“Nina, your shot!”

Libby saw Cill waving from a pool table.

“Okay, gotta go, but nice to meet you… I think,” Nina said. “I hope you’re being nice to your daughter, Caldwells, because we like her here. And you”—she jabbed a long emerald-tipped nail into Samuel’s chest—“should worship your sister, so if you’re not, then you need to smarten up your act, because I may not have known her long, but she’s a good one.”

Libby pinched the bridge of her nose and went through June’s breathing exercise again, so she didn’t break down and sob, while her brother and father watched Nina walk away, shock on their faces.

Chapter28

“How is it you have friends when you’ve not been here long?” Samuel asked her.

“Because I’m not the mighty Phillip Caldwell’s daughter here.”

“Is what that man, Ryder, said back in that cafe true, Libby?” Samuel asked her after another mouthful of cider. “Did Andrew say that to you about the photos to be taken at the wedding?”

“You think I’d lie about something like that?”

Samuel sighed. “No.”

“He spoke to me in the church. He took me aside and said that and how his mother could have the official photos changed to remove this”—she touched her scar—“but she had no say over the pictures guests took. That they would be on social media.”

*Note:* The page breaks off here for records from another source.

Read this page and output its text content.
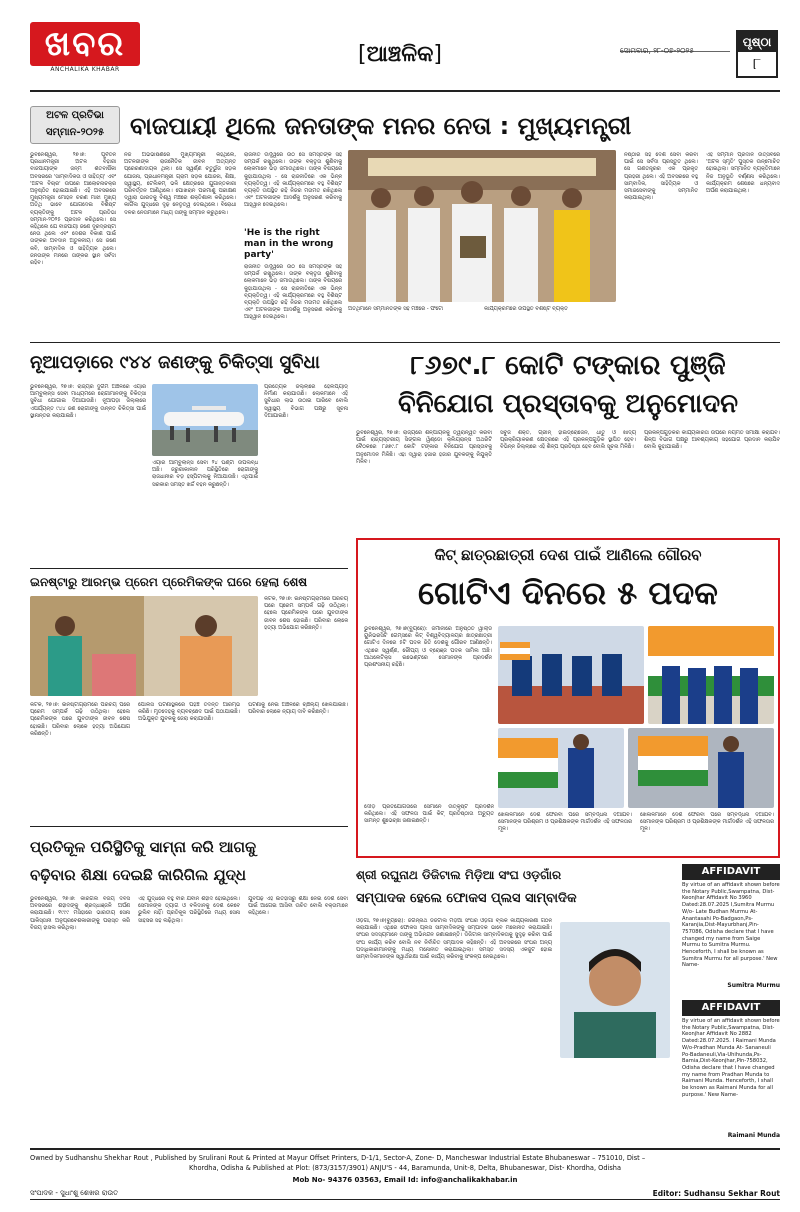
ଖବର
ANCHALIKA KHABAR
[ଆଞ୍ଚଳିକ]	ସୋମବାର, ୨୮-୦୭-୨୦୨୫
ପୃଷ୍ଠା
୮
ଅଟଳ ପ୍ରତିଭା
ସମ୍ମାନ-୨୦୨୫	ବାଜପାୟୀ ଥିଲେ ଜନତାଙ୍କ ମନର ନେତା : ମୁଖ୍ୟମନ୍ତ୍ରୀ
ଭୁବନେଶ୍ୱର, ୨୭।୭: ପୂର୍ବତନ ପ୍ରଧାନମନ୍ତ୍ରୀ ଅଟଳ ବିହାରୀ ବାଜପାୟୀଙ୍କ ଜନ୍ମ ଶତବାର୍ଷିକୀ ଅବସରରେ 'ସାମ୍ବାଦିକତା ଓ ସାହିତ୍ୟ' ଏବଂ 'ଅଟଳ ବିଚାର' ଉପରେ ଆଲୋଚନାଚକ୍ର ଅନୁଷ୍ଠିତ ହୋଇଯାଇଛି। ଏହି ଅବସରରେ ମୁଖ୍ୟମନ୍ତ୍ରୀ ମୋହନ ଚରଣ ମାଝୀ ମୁଖ୍ୟ ଅତିଥି ଭାବେ ଯୋଗଦେଇ ବିଶିଷ୍ଟ ବ୍ୟକ୍ତିଙ୍କୁ ଅଟଳ ପ୍ରତିଭା ସମ୍ମାନ-୨୦୨୫ ପ୍ରଦାନ କରିଥିଲେ। ସେ କହିଥିଲେ ଯେ ବାଜପାୟୀ ଜଣେ ଦୂରଦ୍ରଷ୍ଟା ନେତା ଥିଲେ ଏବଂ ଦେଶର ବିକାଶ ପାଇଁ ତାଙ୍କର ଅବଦାନ ଅତୁଳନୀୟ। ସେ ଜଣେ କବି, ସାମ୍ବାଦିକ ଓ ସାହିତ୍ୟିକ ଥିଲେ। ଜନତାଙ୍କ ମନରେ ତାଙ୍କର ସ୍ଥାନ ସର୍ବଦା ରହିବ।
ନିଜ ଅଭିଭାଷଣରେ ମୁଖ୍ୟମନ୍ତ୍ରୀ କହିଥିଲେ, ଅଟଳଜୀଙ୍କ ରାଜନୈତିକ ଜୀବନ ଅତ୍ୟନ୍ତ ପ୍ରେରଣାଦାୟକ ଥିଲା। ସେ ସ୍ୱର୍ଣ୍ଣ ଚତୁର୍ଭୁଜ ସଡ଼କ ଯୋଜନା, ପ୍ରଧାନମନ୍ତ୍ରୀ ଗ୍ରାମ ସଡ଼କ ଯୋଜନା, ଶିକ୍ଷା, ସ୍ୱାସ୍ଥ୍ୟ, ଟେଲିକମ୍ ଭଳି କ୍ଷେତ୍ରରେ ଯୁଗାନ୍ତକାରୀ ପରିବର୍ତ୍ତନ ଆଣିଥିଲେ। ପୋଖରାନ ପରମାଣୁ ପରୀକ୍ଷଣ ଦ୍ୱାରା ଭାରତକୁ ବିଶ୍ୱ ମଞ୍ଚରେ ଶକ୍ତିଶାଳୀ କରିଥିଲେ। କାର୍ଗିଲ ଯୁଦ୍ଧରେ ଦୃଢ଼ ନେତୃତ୍ୱ ଦେଇଥିଲେ। ବିରୋଧୀ ଦଳର ନେତାମାନେ ମଧ୍ୟ ତାଙ୍କୁ ସମ୍ମାନ କରୁଥିଲେ।
ରାଜନୀତି ଉର୍ଦ୍ଧ୍ୱରେ ଉଠି ସେ ସମସ୍ତଙ୍କ ସହ ସମ୍ପର୍କ ରଖୁଥିଲେ। ତାଙ୍କ ବକ୍ତୃତା ଶୁଣିବାକୁ ଲୋକମାନେ ଭିଡ଼ ଜମାଉଥିଲେ। ତାଙ୍କ ବିଷୟରେ କୁହାଯାଉଥିଲା - ସେ ରାଜନୀତିରେ ଏକ ଭିନ୍ନ ବ୍ୟକ୍ତିତ୍ୱ। ଏହି କାର୍ଯ୍ୟକ୍ରମରେ ବହୁ ବିଶିଷ୍ଟ ବ୍ୟକ୍ତି ଉପସ୍ଥିତ ରହି ନିଜର ମତାମତ ରଖିଥିଲେ ଏବଂ ଅଟଳଜୀଙ୍କ ଆଦର୍ଶକୁ ଅନୁସରଣ କରିବାକୁ ଆହ୍ୱାନ ଦେଇଥିଲେ।
'He is the right man in the wrong party'
ରାଜନୀତି ଉର୍ଦ୍ଧ୍ୱରେ ଉଠି ସେ ସମସ୍ତଙ୍କ ସହ ସମ୍ପର୍କ ରଖୁଥିଲେ। ତାଙ୍କ ବକ୍ତୃତା ଶୁଣିବାକୁ ଲୋକମାନେ ଭିଡ଼ ଜମାଉଥିଲେ। ତାଙ୍କ ବିଷୟରେ କୁହାଯାଉଥିଲା - ସେ ରାଜନୀତିରେ ଏକ ଭିନ୍ନ ବ୍ୟକ୍ତିତ୍ୱ। ଏହି କାର୍ଯ୍ୟକ୍ରମରେ ବହୁ ବିଶିଷ୍ଟ ବ୍ୟକ୍ତି ଉପସ୍ଥିତ ରହି ନିଜର ମତାମତ ରଖିଥିଲେ ଏବଂ ଅଟଳଜୀଙ୍କ ଆଦର୍ଶକୁ ଅନୁସରଣ କରିବାକୁ ଆହ୍ୱାନ ଦେଇଥିଲେ।
ଅତିଥିମାନେ ସମ୍ମାନିତଙ୍କ ସହ ମଞ୍ଚରେ - ଫଟୋ	କାର୍ଯ୍ୟକ୍ରମରେ ଉପସ୍ଥିତ ବିଶିଷ୍ଟ ବ୍ୟକ୍ତି
ନିଷ୍ଠାର ସହ ଦେଶ ସେବା କରିବା ପାଇଁ ସେ ସର୍ବଦା ପ୍ରସ୍ତୁତ ଥିଲେ। ସେ ଗଣତନ୍ତ୍ରର ଏକ ପ୍ରକୃତ ପ୍ରହରୀ ଥିଲେ। ଏହି ଅବସରରେ ବହୁ ସାମ୍ବାଦିକ, ସାହିତ୍ୟିକ ଓ ସମାଜସେବୀଙ୍କୁ ସମ୍ମାନିତ କରାଯାଇଥିଲା।
ଏହି ସମ୍ମାନ ପ୍ରଦାନ ଉତ୍ସବରେ 'ଅଟଳ ସ୍ମୃତି' ପୁସ୍ତକ ଉନ୍ମୋଚିତ ହୋଇଥିଲା। ସମ୍ମାନିତ ବ୍ୟକ୍ତିମାନେ ନିଜ ଅନୁଭୂତି ବର୍ଣ୍ଣନା କରିଥିଲେ। କାର୍ଯ୍ୟକ୍ରମ ଶେଷରେ ଧନ୍ୟବାଦ ଅର୍ପଣ କରାଯାଇଥିଲା।
ନୂଆପଡ଼ାରେ ୯୪୪ ଜଣଙ୍କୁ ଚିକିତ୍ସା ସୁବିଧା
ଭୁବନେଶ୍ୱର, ୨୭।୭: ରାଜ୍ୟର ଦୁର୍ଗମ ଅଞ୍ଚଳରେ ଏୟାର ଆମ୍ବୁଲାନ୍ସ ସେବା ମାଧ୍ୟମରେ ରୋଗୀମାନଙ୍କୁ ଚିକିତ୍ସା ସୁବିଧା ଯୋଗାଇ ଦିଆଯାଉଛି। ନୂଆପଡ଼ା ଜିଲ୍ଲାରେ ଏପର୍ଯ୍ୟନ୍ତ ୯୪୪ ଜଣ ରୋଗୀଙ୍କୁ ଉନ୍ନତ ଚିକିତ୍ସା ପାଇଁ ସ୍ଥାନାନ୍ତର କରାଯାଇଛି।
ଏୟାର ଆମ୍ବୁଲାନ୍ସ ସେବା ୨୪ ଘଣ୍ଟା ଉପଲବ୍ଧ ଅଛି। ଜରୁରୀକାଳୀନ ପରିସ୍ଥିତିରେ ରୋଗୀଙ୍କୁ ରାଜଧାନୀର ବଡ଼ ହସ୍ପିଟାଲକୁ ନିଆଯାଉଛି। ଏଥିପାଇଁ ସରକାର ସମସ୍ତ ଖର୍ଚ୍ଚ ବହନ କରୁଛନ୍ତି।
ପ୍ରତ୍ୟେକ ଜିଲ୍ଲାରେ ହେଲିପ୍ୟାଡ୍ ନିର୍ମାଣ କରାଯାଉଛି। ଲୋକମାନେ ଏହି ସୁବିଧାର ଲାଭ ଉଠାଇ ପାରିବେ ବୋଲି ସ୍ୱାସ୍ଥ୍ୟ ବିଭାଗ ପକ୍ଷରୁ ସୂଚନା ଦିଆଯାଇଛି।
୮୬୭୯.୮ କୋଟି ଟଙ୍କାର ପୁଞ୍ଜି
ବିନିଯୋଗ ପ୍ରସ୍ତାବକୁ ଅନୁମୋଦନ
ଭୁବନେଶ୍ୱର, ୨୭।୭: ରାଜ୍ୟରେ ଶିଳ୍ପାୟନକୁ ତ୍ୱରାନ୍ୱିତ କରିବା ପାଇଁ ରାଜ୍ୟସ୍ତରୀୟ ସିଙ୍ଗଲ ୱିଣ୍ଡୋ କ୍ଲିୟରାନ୍ସ ଅଥରିଟି ବୈଠକରେ ୮୬୭୯.୮ କୋଟି ଟଙ୍କାର ବିନିଯୋଗ ପ୍ରସ୍ତାବକୁ ଅନୁମୋଦନ ମିଳିଛି। ଏହା ଦ୍ୱାରା ହଜାର ହଜାର ଯୁବକଙ୍କୁ ନିଯୁକ୍ତି ମିଳିବ।
ସବୁଜ ଶକ୍ତି, ଗ୍ରୀନ୍ ହାଇଡ୍ରୋଜେନ, ଧାତୁ ଓ ଖାଦ୍ୟ ପ୍ରକ୍ରିୟାକରଣ କ୍ଷେତ୍ରରେ ଏହି ପ୍ରକଳ୍ପଗୁଡ଼ିକ ସ୍ଥାପିତ ହେବ। ବିଭିନ୍ନ ଜିଲ୍ଲାରେ ଏହି ଶିଳ୍ପ ପ୍ରତିଷ୍ଠା ହେବ ବୋଲି ସୂଚନା ମିଳିଛି।
ପ୍ରକଳ୍ପଗୁଡ଼ିକର କାର୍ଯ୍ୟକାରିତା ଉପରେ ନିୟମିତ ସମୀକ୍ଷା କରାଯିବ। ଶିଳ୍ପ ବିଭାଗ ପକ୍ଷରୁ ଆବଶ୍ୟକୀୟ ସହଯୋଗ ପ୍ରଦାନ କରାଯିବ ବୋଲି କୁହାଯାଇଛି।
ଇନଷ୍ଟାରୁ ଆରମ୍ଭ ପ୍ରେମ ପ୍ରେମିକଙ୍କ ଘରେ ହେଲା ଶେଷ
କଟକ, ୨୭।୭: ଇନଷ୍ଟାଗ୍ରାମରେ ପରିଚୟ ପରେ ପ୍ରେମ ସମ୍ପର୍କ ଗଢ଼ି ଉଠିଥିଲା। ହେଲେ ପ୍ରେମିକଙ୍କ ଘରେ ଯୁବତୀଙ୍କ ଜୀବନ ଶେଷ ହୋଇଛି। ପରିବାର ଲୋକେ ହତ୍ୟା ଅଭିଯୋଗ କରିଛନ୍ତି।
କଟକ, ୨୭।୭: ଇନଷ୍ଟାଗ୍ରାମରେ ପରିଚୟ ପରେ ପ୍ରେମ ସମ୍ପର୍କ ଗଢ଼ି ଉଠିଥିଲା। ହେଲେ ପ୍ରେମିକଙ୍କ ଘରେ ଯୁବତୀଙ୍କ ଜୀବନ ଶେଷ ହୋଇଛି। ପରିବାର ଲୋକେ ହତ୍ୟା ଅଭିଯୋଗ କରିଛନ୍ତି।
ପୋଲିସ ଘଟଣାସ୍ଥଳରେ ପହଞ୍ଚି ତଦନ୍ତ ଆରମ୍ଭ କରିଛି। ମୃତଦେହକୁ ବ୍ୟବଚ୍ଛେଦ ପାଇଁ ପଠାଯାଇଛି। ଅଭିଯୁକ୍ତ ଯୁବକକୁ ଜେରା କରାଯାଉଛି।
ଘଟଣାକୁ ନେଇ ଅଞ୍ଚଳରେ ଚାଞ୍ଚଲ୍ୟ ଖେଳିଯାଇଛି। ପରିବାର ଲୋକେ ନ୍ୟାୟ ଦାବି କରିଛନ୍ତି।
କିଟ୍ ଛାତ୍ରଛାତ୍ରୀ ଦେଶ ପାଇଁ ଆଣିଲେ ଗୌରବ
ଗୋଟିଏ ଦିନରେ ୫ ପଦକ
ଭୁବନେଶ୍ୱର, ୨୭।୭(ବ୍ୟୁରୋ): ଜର୍ମାନୀରେ ଅନୁଷ୍ଠିତ ୱାର୍ଲ୍ଡ ୟୁନିଭରସିଟି ଗେମ୍ସରେ କିଟ୍ ବିଶ୍ୱବିଦ୍ୟାଳୟର ଛାତ୍ରଛାତ୍ରୀ ଗୋଟିଏ ଦିନରେ ୫ଟି ପଦକ ଜିତି ଦେଶକୁ ଗୌରବ ଆଣିଛନ୍ତି। ଏଥିରେ ସ୍ୱର୍ଣ୍ଣ, ରୌପ୍ୟ ଓ ବ୍ରୋଞ୍ଜ ପଦକ ସାମିଲ ଅଛି। ଆଥଲେଟିକ୍ସ ଇଭେଣ୍ଟରେ ସେମାନଙ୍କ ପ୍ରଦର୍ଶନ ପ୍ରଶଂସନୀୟ ରହିଛି।
ଦୌଡ଼ ପ୍ରତିଯୋଗିତାରେ ସେମାନେ ଉତ୍କୃଷ୍ଟ ପ୍ରଦର୍ଶନ କରିଥିଲେ। ଏହି ସଫଳତା ପାଇଁ କିଟ୍ ପ୍ରତିଷ୍ଠାତା ଅଚ୍ୟୁତ ସାମନ୍ତ ଶୁଭେଚ୍ଛା ଜଣାଇଛନ୍ତି।
ଖେଳାଳିମାନେ ଦେଶ ଫେରିବା ପରେ ସମ୍ବର୍ଦ୍ଧନା ଦିଆଯିବ। ସେମାନଙ୍କ ପରିଶ୍ରମ ଓ ପ୍ରଶିକ୍ଷକଙ୍କ ମାର୍ଗଦର୍ଶନ ଏହି ସଫଳତାର ମୂଳ।
ଖେଳାଳିମାନେ ଦେଶ ଫେରିବା ପରେ ସମ୍ବର୍ଦ୍ଧନା ଦିଆଯିବ। ସେମାନଙ୍କ ପରିଶ୍ରମ ଓ ପ୍ରଶିକ୍ଷକଙ୍କ ମାର୍ଗଦର୍ଶନ ଏହି ସଫଳତାର ମୂଳ।
ପ୍ରତିକୂଳ ପରିସ୍ଥିତିକୁ ସାମ୍ନା କରି ଆଗକୁ
ବଢ଼ିବାର ଶିକ୍ଷା ଦେଇଛି କାରିଗିଲ ଯୁଦ୍ଧ
ଭୁବନେଶ୍ୱର, ୨୭।୭: କାରଗିଲ ବିଜୟ ଦିବସ ଅବସରରେ ଶହୀଦଙ୍କୁ ଶ୍ରଦ୍ଧାଞ୍ଜଳି ଅର୍ପଣ କରାଯାଇଛି। ୧୯୯୯ ମସିହାରେ ଭାରତୀୟ ସେନା ପାକିସ୍ତାନୀ ଅନୁପ୍ରବେଶକାରୀଙ୍କୁ ପରାସ୍ତ କରି ବିଜୟ ହାସଲ କରିଥିଲା।
ଏହି ଯୁଦ୍ଧରେ ବହୁ ବୀର ଯବାନ ଶହୀଦ ହୋଇଥିଲେ। ସେମାନଙ୍କ ତ୍ୟାଗ ଓ ବଳିଦାନକୁ ଦେଶ କେବେ ଭୁଲିବ ନାହିଁ। ପ୍ରତିକୂଳ ପରିସ୍ଥିତିରେ ମଧ୍ୟ ସେନା ସାହସର ସହ ଲଢ଼ିଥିଲା।
ଯୁବପିଢ଼ି ଏହି ଇତିହାସରୁ ଶିକ୍ଷା ନେଇ ଦେଶ ସେବା ପାଇଁ ଆଗେଇ ଆସିବା ଉଚିତ ବୋଲି ବକ୍ତାମାନେ କହିଥିଲେ।
ଶ୍ରୀ ରଘୁନାଥ ଡିଜିଟାଲ ମିଡ଼ିଆ ସଂଘ ଓଡ଼ଗାଁର
ସମ୍ପାଦକ ହେଲେ ଫୋକସ ପ୍ଲସ ସାମ୍ବାଦିକ
ଓଡ଼ଗାଁ, ୨୭।୭(ବ୍ୟୁରୋ): ଜଗନ୍ନାଥ ଡିଜିଟାଲ ମିଡ଼ିଆ ସଂଘର ଓଡ଼ଗାଁ ବ୍ଲକ କାର୍ଯ୍ୟକାରିଣୀ ଗଠନ କରାଯାଇଛି। ଏଥିରେ ଫୋକସ ପ୍ଲସ ସାମ୍ବାଦିକଙ୍କୁ ସମ୍ପାଦକ ଭାବେ ମନୋନୀତ କରାଯାଇଛି। ସଂଘର ସଦସ୍ୟମାନେ ତାଙ୍କୁ ଅଭିନନ୍ଦନ ଜଣାଇଛନ୍ତି। ଡିଜିଟାଲ ସାମ୍ବାଦିକତାକୁ ସୁଦୃଢ଼ କରିବା ପାଇଁ ସଂଘ କାର୍ଯ୍ୟ କରିବ ବୋଲି ନବ ନିର୍ବାଚିତ ସମ୍ପାଦକ କହିଛନ୍ତି। ଏହି ଅବସରରେ ସଂଘର ଅନ୍ୟ ପଦାଧିକାରୀମାନଙ୍କୁ ମଧ୍ୟ ମନୋନୀତ କରାଯାଇଥିଲା। ସମସ୍ତ ସଦସ୍ୟ ଏକଜୁଟ ହୋଇ ସାମ୍ବାଦିକମାନଙ୍କ ସ୍ୱାର୍ଥରକ୍ଷା ପାଇଁ କାର୍ଯ୍ୟ କରିବାକୁ ସଂକଳ୍ପ ନେଇଥିଲେ।
AFFIDAVIT
By virtue of an affidavit shown before the Notary Public,Swampatna, Dist-Keonjhar Affidavit No 3960 Dated:28.07.2025 I,Sumitra Murmu W/o- Late Budhan Murmu At- Anantasahi Po-Badgaon,Ps-Karanjia,Dist-Mayurbhanj,Pin-757086, Odisha declare that I have changed my name from Saige Murmu to Sumitra Murmu. Henceforth, I shall be known as Sumitra Murmu for all purpose.' New Name-
Sumitra Murmu
AFFIDAVIT
By virtue of an affidavit shown before the Notary Public,Swampatna, Dist-Keonjhar Affidavit No 2882 Dated:28.07.2025. I Raimani Munda W/o-Pradhan Munda At- Sananeuli Po-Badaneuli,Via-Uhihunda,Ps-Bamia,Dist-Keonjhar,Pin-758032, Odisha declare that I have changed my name from Pradhan Munda to Raimani Munda. Henceforth, I shall be known as Raimani Munda for all purpose.' New Name-
Raimani Munda
Owned by Sudhanshu Shekhar Rout , Published by Srulirani Rout & Printed at Mayur Offset Printers, D-1/1, Sector-A, Zone- D, Mancheswar Industrial Estate Bhubaneswar – 751010, Dist –
Khordha, Odisha & Published at Plot: (873/3157/3901) ANJU'S - 44, Baramunda, Unit-8, Delta, Bhubaneswar, Dist- Khordha, Odisha
Mob No- 94376 03563, Email Id: info@anchalikakhabar.in
ସଂପାଦକ - ସୁଧାଂଶୁ ଶେଖର ରାଉତ	Editor: Sudhansu Sekhar Rout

“Bitch!” her brother hissed. The vehemence behind the words surprised her. He rarely lost his cool.

“Samuel,” his father rebuked. “Dianne is not that. She was just looking out for our families.”

“By upsetting Libby?” Samuel said, looking angry. “You should have told me, Libby.”

“When?”

“When it happened. I would have listened, as would Savannah and Katie,” Samuel said.

Her laugh held no humor. “You wouldn’t have listened. That church was full of the most affluent members of Piedmont. No way would any of you have risked the precious Caldwell name being dragged through the mud.”

“It’s been dragged through it anyway,” her father snapped. “But you are my daughter. Of course I would have listened.”

“Father, I tried to tell you many times what I wanted to do. That I didn’t want to be an accountant, I wanted to be a chocolatier, but you never listened then, and you wouldn’t have that day in the church.”

“That’s different.” He dismissed her words.

“You never talked to me about wanting to do that,” Samuel said to her.

“Why would I talk to either of you? It’s just something else in my life you controlled, and I let you. The fault is as much mine as yours.” Libby drank more cider.

“All good, Libby?”

“All good, thanks, Delores,” Libby said when the woman approached.

Today she wore a black leather bustier under a thick checked shirt that Libby was sure she’d seen Red in before. Her impressive chest was spilling over the leather. She wore her hair in a high ponytail, tied with a bright red ribbon, and her lips were the same color.

“I’ll just top that up for you, honey.” She whisked away her empty glass and refilled it.

“Come home, Libby, and we can work through this. You don’t belong here,” Samuel said.

“I’ve felt more connected to people here than I have ever felt before,” Libby said softly. “Real people who love and respect each other.”

“More connected than to your family?” She heard the shock in Samuel’s voice.

Her father snorted. “You’ve lived your entire life not wanting for anything. Luxury vacations surrounded by your family, and this is the place you feel connected,” he scoffed.